Additionally, it is possible to specify an internal address for each host.
The internal address is used by replicas instead of the address used by the controller.
This is useful if the controller is connecting to the remote hosts using a global address,
whereas the hosts can communicate using local addresses.
The internal address is configured through the configuration file (loaded by the --config
flag):
[[hosts-config]]
name = "hotstuff-worker-1"
internal-address = "192.168.10.2"
[[hosts-config]]
name = "hotstuff-worker-1"
internal-address = "192.168.10.3"
By default, the controller (the local machine) will divide clients and replicas as evenly as possible among all workers (the remote hosts).
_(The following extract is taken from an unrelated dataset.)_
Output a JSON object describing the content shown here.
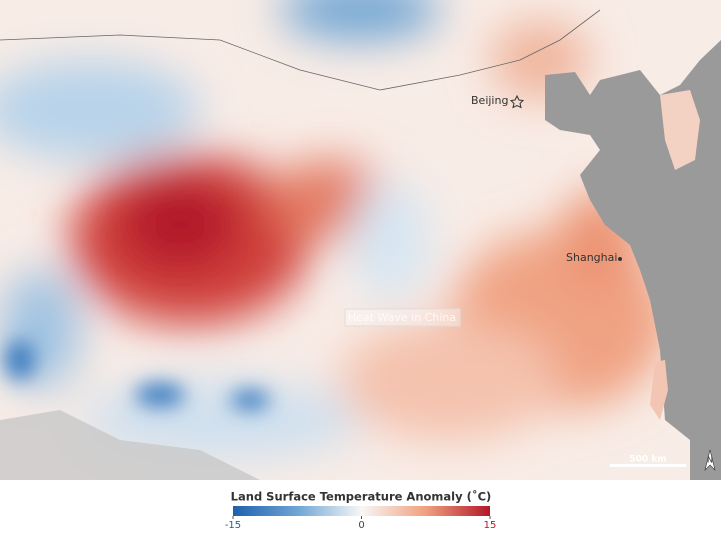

You can override this behavior by specifying how many clients and replicas should be assigned to each host individually. This can only be done through the configuration file, not through command-line flags. The following shows a configuration file that customizes the client and replica assignment for one of the hosts:
clients = 2
replicas = 8
hosts = [
"hotstuff-worker-1",
"hotstuff-worker-2",
"hotstuff-worker-3",
"hotstuff-worker-4",
]
# specific assignments for some hosts
[[hosts-config]]
name = "hotstuff-worker-1"
clients = 2
replicas = 0
In particular, in this example the host named hotstuff-worker-1
is configured to run both clients and no replicas.
The remaining replicas are divided among the remaining hosts. If all hosts are manually configured, the total number of
clients and replicas configured must equal the requested number of clients and replicas.
We have implemented a very basic plotting program that can plot some of the metrics.
This program is also compiled using make
, and you can see all of its options by running ./plot --help
.
It supports multiple output formats, such as pdf, png, and csv.